Money is simply is a medium of exchange which could also be used for the measure of the value of anything; be it food, commodities, wage rates or anything else like these. There are various types of money depending upon the liquidity. Money has developed through various stages, starting from commodity money to it’s latest form as virtual currency.
In India, money is generated by the Reserve Bank of India which is called Reserve money or High Powered money, denoted by M0. There are various types named as narrow money, broad money etc which are explained below.
MO (Reserve money)
The reserve money or high powered money is generated by RBI, which is denoted by M0. It is the summation of currency in circulation (with banks + with the public) and bankers deposit with the RBI.
M1 (Narrow Money)
Narrow money tells us about total currency with the public and demand deposits with the banks. In demand deposit of banks, both savings and current account deposits are included.
If we add up savings deposit of the post offices to the narrow money, will get M2.
M3 (Broad Money)
As the name suggests, it will be something larger than narrow money. Yes, it is. If we add up the time deposits with the banks to the narrow money, what we get is the broad money. It gives us an idea of the total deposits with the banking system.

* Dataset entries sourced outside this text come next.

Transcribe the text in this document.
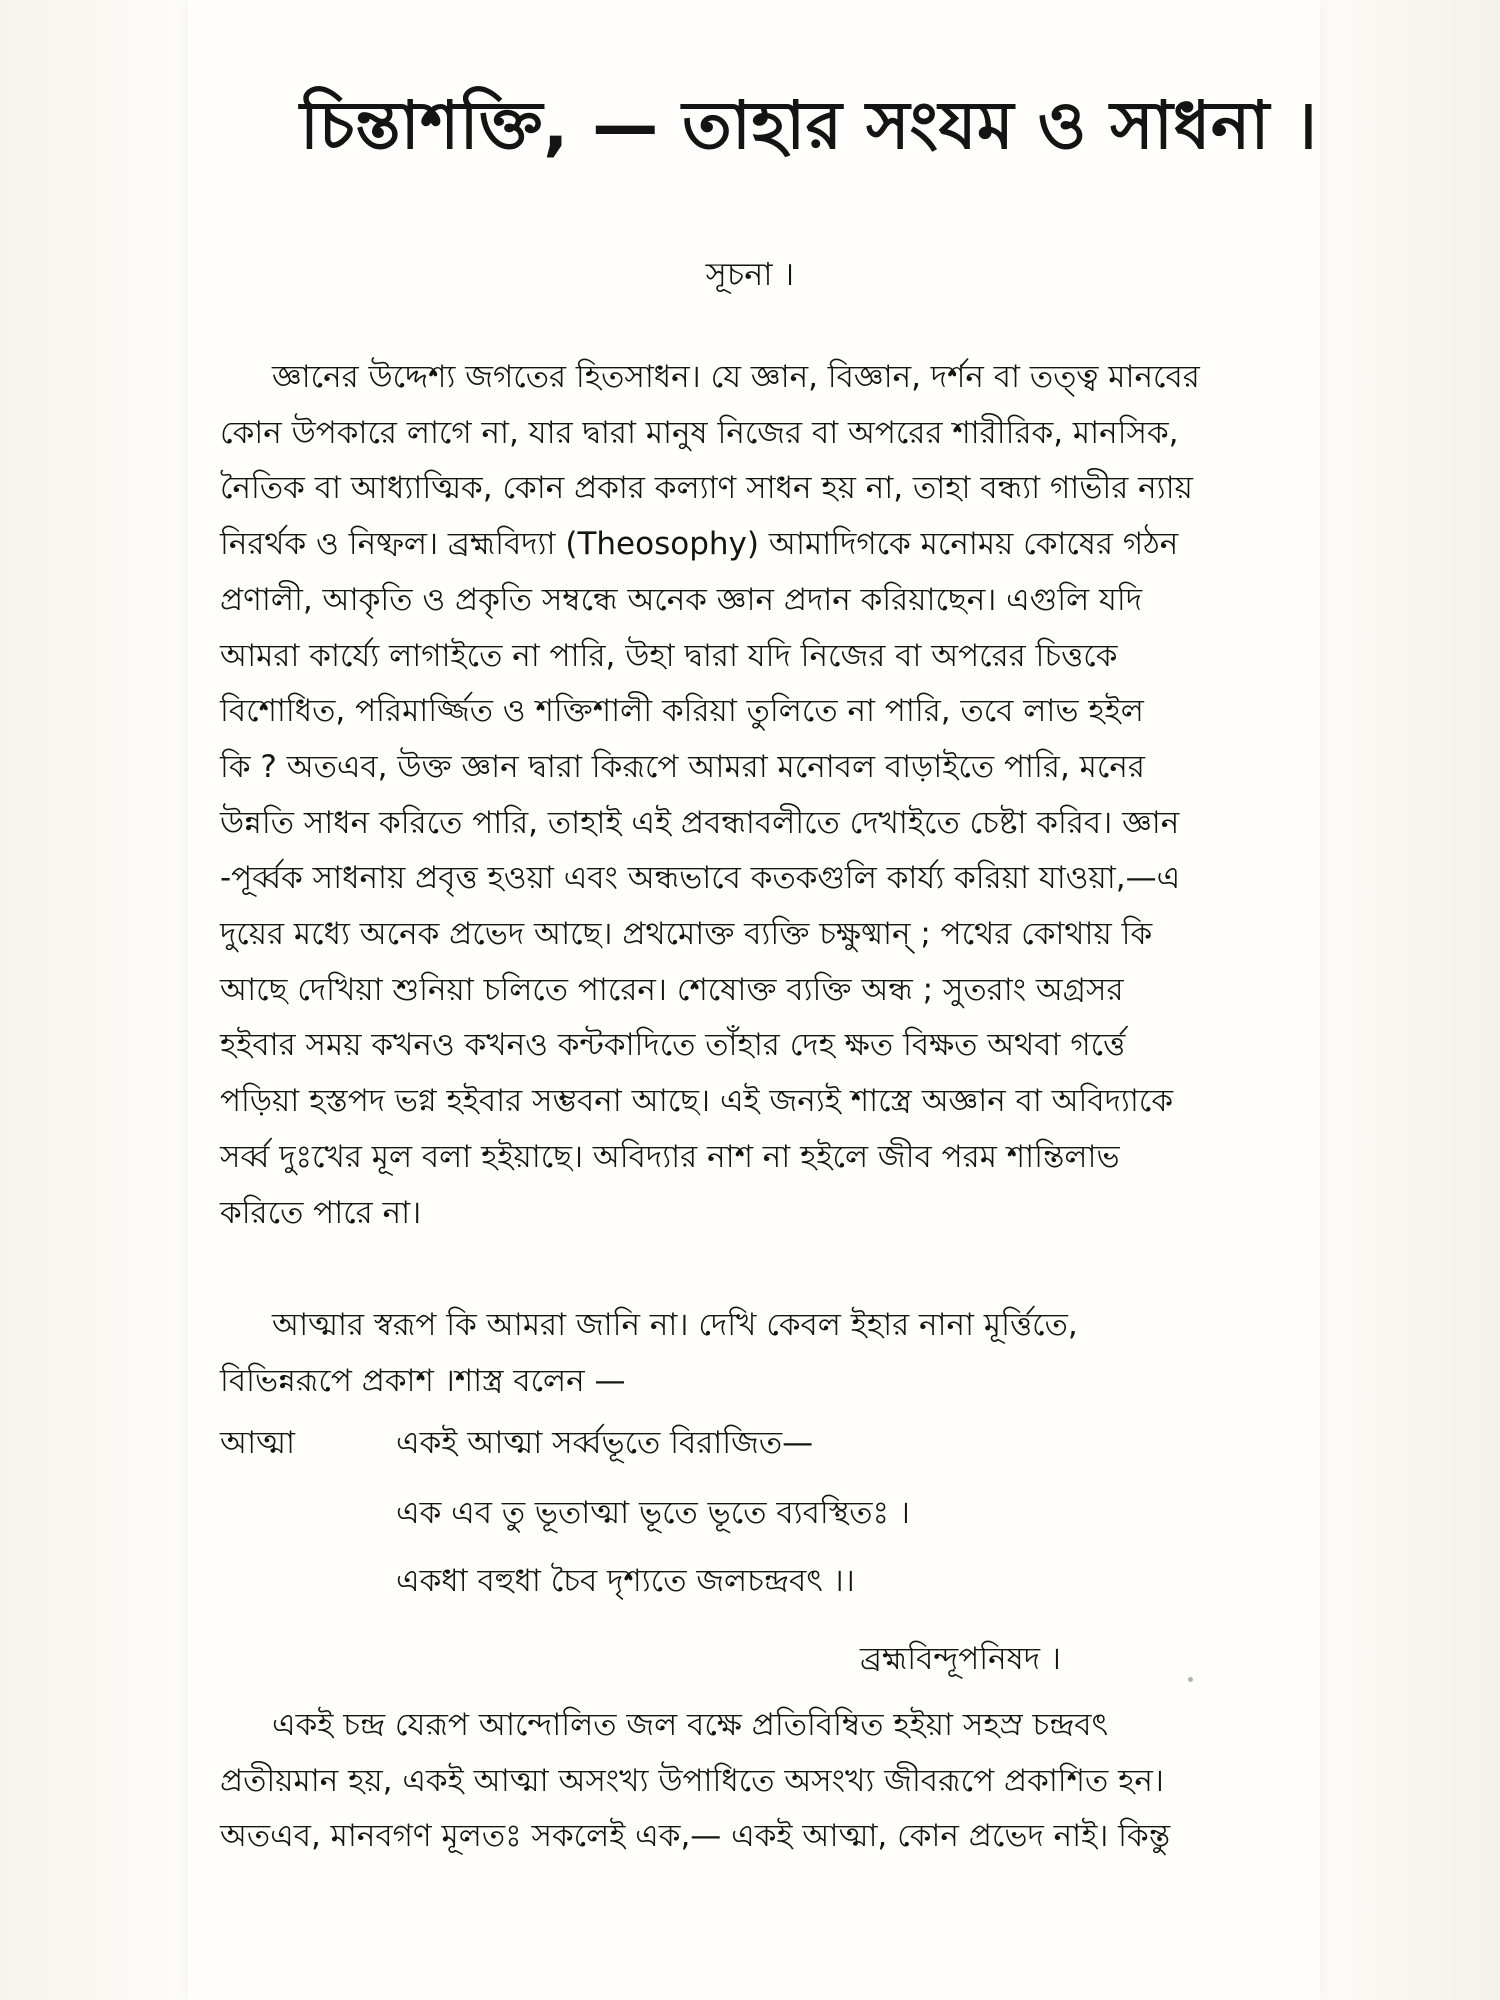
চিন্তাশক্তি, — তাহার সংযম ও সাধনা ।
সূচনা ।
জ্ঞানের উদ্দেশ্য জগতের হিতসাধন। যে জ্ঞান, বিজ্ঞান, দর্শন বা তত্ত্ব মানবের
কোন উপকারে লাগে না, যার দ্বারা মানুষ নিজের বা অপরের শারীরিক, মানসিক,
নৈতিক বা আধ্যাত্মিক, কোন প্রকার কল্যাণ সাধন হয় না, তাহা বন্ধ্যা গাভীর ন্যায়
নিরর্থক ও নিষ্ফল। ব্রহ্মবিদ্যা (Theosophy) আমাদিগকে মনোময় কোষের গঠন
প্রণালী, আকৃতি ও প্রকৃতি সম্বন্ধে অনেক জ্ঞান প্রদান করিয়াছেন। এগুলি যদি
আমরা কার্য্যে লাগাইতে না পারি, উহা দ্বারা যদি নিজের বা অপরের চিত্তকে
বিশোধিত, পরিমার্জ্জিত ও শক্তিশালী করিয়া তুলিতে না পারি, তবে লাভ হইল
কি ? অতএব, উক্ত জ্ঞান দ্বারা কিরূপে আমরা মনোবল বাড়াইতে পারি, মনের
উন্নতি সাধন করিতে পারি, তাহাই এই প্রবন্ধাবলীতে দেখাইতে চেষ্টা করিব। জ্ঞান
-পূর্ব্বক সাধনায় প্রবৃত্ত হওয়া এবং অন্ধভাবে কতকগুলি কার্য্য করিয়া যাওয়া,—এ
দুয়ের মধ্যে অনেক প্রভেদ আছে। প্রথমোক্ত ব্যক্তি চক্ষুষ্মান্ ; পথের কোথায় কি
আছে দেখিয়া শুনিয়া চলিতে পারেন। শেষোক্ত ব্যক্তি অন্ধ ; সুতরাং অগ্রসর
হইবার সময় কখনও কখনও কন্টকাদিতে তাঁহার দেহ ক্ষত বিক্ষত অথবা গর্ত্তে
পড়িয়া হস্তপদ ভগ্ন হইবার সম্ভবনা আছে। এই জন্যই শাস্ত্রে অজ্ঞান বা অবিদ্যাকে
সর্ব্ব দুঃখের মূল বলা হইয়াছে। অবিদ্যার নাশ না হইলে জীব পরম শান্তিলাভ
করিতে পারে না।
আত্মার স্বরূপ কি আমরা জানি না। দেখি কেবল ইহার নানা মূর্ত্তিতে,
বিভিন্নরূপে প্রকাশ ।শাস্ত্র বলেন —
আত্মা	একই আত্মা সর্ব্বভূতে বিরাজিত—
এক এব তু ভূতাত্মা ভূতে ভূতে ব্যবস্থিতঃ ।
একধা বহুধা চৈব দৃশ্যতে জলচন্দ্রবৎ ।।
ব্রহ্মবিন্দূপনিষদ ।
একই চন্দ্র যেরূপ আন্দোলিত জল বক্ষে প্রতিবিম্বিত হইয়া সহস্র চন্দ্রবৎ
প্রতীয়মান হয়, একই আত্মা অসংখ্য উপাধিতে অসংখ্য জীবরূপে প্রকাশিত হন।
অতএব, মানবগণ মূলতঃ সকলেই এক,— একই আত্মা, কোন প্রভেদ নাই। কিন্তু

If we add up post office time deposits into the broad money, what we get is monetary measure M4.
Which has the highest liquidity?
Liquidity is something which tells us about how easily something can be converted into the cash. Like currency notes are perfectly liquid. Our demand deposits with banks have more liquidity as compared to time deposits with the banks because they are difficult to encash. On the similar lines, the liquidity of monetary measures M0, M1, M2, M3 and M4 are as:
M0 > M1 > M2 > M3 > M4
Here Mo has the highest liquidity and M4 has the lowest liquidity.